Mary Stevenson Cassatt wurde am 22. Mai 1844 in Allegheny City, Pennsylvania, geboren. Als Tochter einer wohlhabenden Bankiersfamilie genoss sie eine privilegierte Erziehung, die ihr zahlreiche Reisen nach Europa ermöglichte. Entgegen den Wünschen ihres Vaters entschied sie sich für eine Laufbahn als Künstlerin und studierte an der Pennsylvania Academy of Fine Arts in Philadelphia. Da Frauen zu dieser Zeit in den USA kaum ernsthaft als Künstlerinnen gefördert wurden, strebte sie nach einer umfassenderen Ausbildung in Europa. 1866 reiste sie nach Frankreich, wo sie sich intensiver mit den Werken großer Meister wie Correggio, Velázquez, Tizian und Rubens auseinandersetzte.
Seit 1874 lebte Cassatt dauerhaft in Frankreich und bewegte sich in den Pariser Kunstkreisen. Ihre frühen Werke, noch stark von der akademischen Malerei geprägt, fanden Anerkennung und wurden mehrfach im renommierten Salon de Paris ausgestellt. Doch ihre Begegnung mit Edgar Degas veränderte ihre künstlerische Ausrichtung entscheidend. Degas, einer der führenden Impressionisten, erkannte ihr Talent und ermutigte sie, sich der Bewegung der Indépendants anzuschließen, aus der später die Impressionisten hervorgingen. Von 1879 bis 1886 stellte Cassatt regelmäßig mit den Impressionisten aus und spielte eine Schlüsselrolle bei der frühen Verbreitung des Impressionismus in den USA.

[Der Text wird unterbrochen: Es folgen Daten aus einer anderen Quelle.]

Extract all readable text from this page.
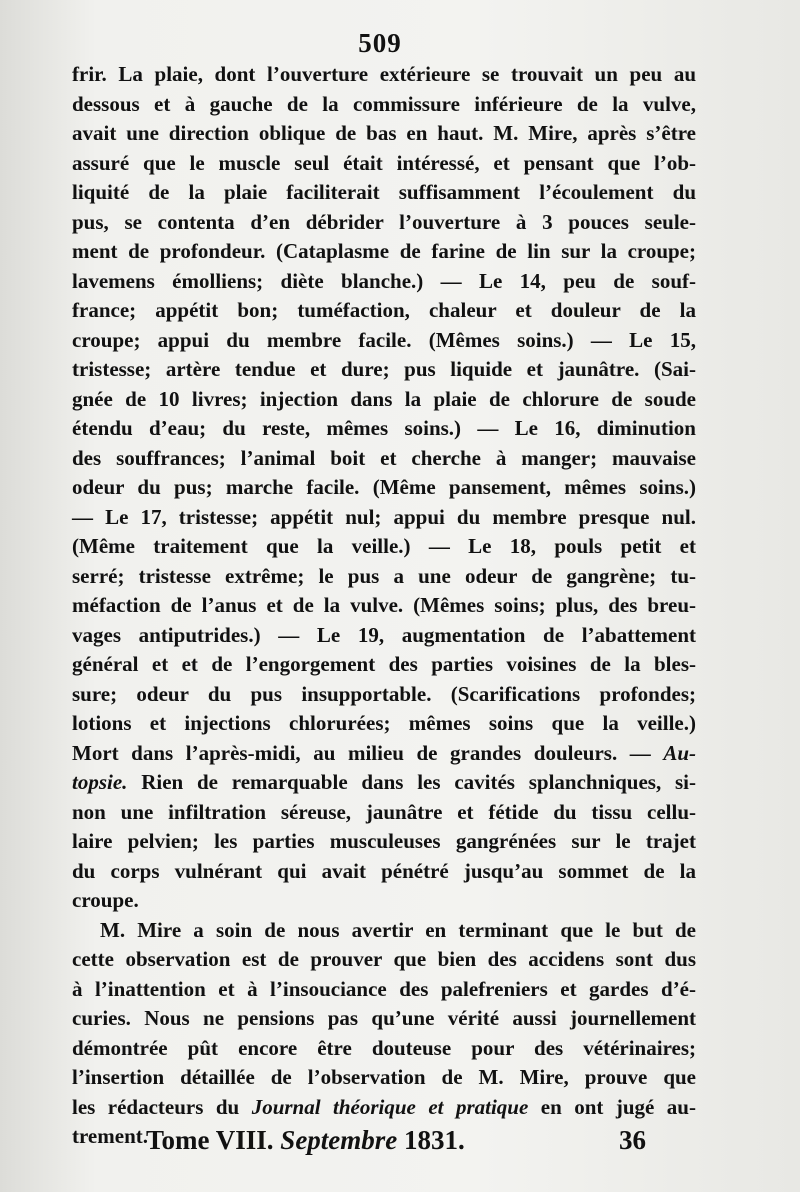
509
frir. La plaie, dont l’ouverture extérieure se trouvait un peu au
dessous et à gauche de la commissure inférieure de la vulve,
avait une direction oblique de bas en haut. M. Mire, après s’être
assuré que le muscle seul était intéressé, et pensant que l’ob-
liquité de la plaie faciliterait suffisamment l’écoulement du
pus, se contenta d’en débrider l’ouverture à 3 pouces seule-
ment de profondeur. (Cataplasme de farine de lin sur la croupe;
lavemens émolliens; diète blanche.) — Le 14, peu de souf-
france; appétit bon; tuméfaction, chaleur et douleur de la
croupe; appui du membre facile. (Mêmes soins.) — Le 15,
tristesse; artère tendue et dure; pus liquide et jaunâtre. (Sai-
gnée de 10 livres; injection dans la plaie de chlorure de soude
étendu d’eau; du reste, mêmes soins.) — Le 16, diminution
des souffrances; l’animal boit et cherche à manger; mauvaise
odeur du pus; marche facile. (Même pansement, mêmes soins.)
— Le 17, tristesse; appétit nul; appui du membre presque nul.
(Même traitement que la veille.) — Le 18, pouls petit et
serré; tristesse extrême; le pus a une odeur de gangrène; tu-
méfaction de l’anus et de la vulve. (Mêmes soins; plus, des breu-
vages antiputrides.) — Le 19, augmentation de l’abattement
général et et de l’engorgement des parties voisines de la bles-
sure; odeur du pus insupportable. (Scarifications profondes;
lotions et injections chlorurées; mêmes soins que la veille.)
Mort dans l’après-midi, au milieu de grandes douleurs. — Au-
topsie. Rien de remarquable dans les cavités splanchniques, si-
non une infiltration séreuse, jaunâtre et fétide du tissu cellu-
laire pelvien; les parties musculeuses gangrénées sur le trajet
du corps vulnérant qui avait pénétré jusqu’au sommet de la
croupe.
M. Mire a soin de nous avertir en terminant que le but de
cette observation est de prouver que bien des accidens sont dus
à l’inattention et à l’insouciance des palefreniers et gardes d’é-
curies. Nous ne pensions pas qu’une vérité aussi journellement
démontrée pût encore être douteuse pour des vétérinaires;
l’insertion détaillée de l’observation de M. Mire, prouve que
les rédacteurs du Journal théorique et pratique en ont jugé au-
trement.
Tome VIII. Septembre 1831.	36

Ihr künstlerisches Hauptthema war die Darstellung von Frauen, insbesondere die Beziehung zwischen Mutter und Kind. Cassatt fing intime Momente des Alltagslebens mit weichen Pinselstrichen und zarten Farbharmonien ein. Ihre Bilder zeigen Frauen in häuslicher Umgebung, beim Lesen, Nähen oder im Spiel mit ihren Kindern – Momentaufnahmen der bürgerlichen Lebensweise des späten 19. Jahrhunderts. In den 1880er Jahren erweiterte sie ihr Schaffen um die Technik der Grafik, inspiriert von japanischen Holzschnitten. Ihre Farbradierungen und Pastelle zählen zu den bedeutendsten Werken der impressionistischen Druckgrafik.
1914 zwang sie eine fortschreitende Sehschwäche, die Malerei endgültig aufzugeben. Trotz dieses frühen Endes ihrer künstlerischen Tätigkeit hatte sie bereits zu Lebzeiten einen außergewöhnlich großen Einfluss in der Kunstwelt erlangt. Mary Cassatt verstarb am 14. Juni 1926 in Château de Beaufresne, Frankreich. Ihr Werk bleibt ein zentraler Bestandteil des Impressionismus und ihr Einsatz für Künstlerinnen machte sie zu einer Schlüsselfigur in der Geschichte der modernen Kunst.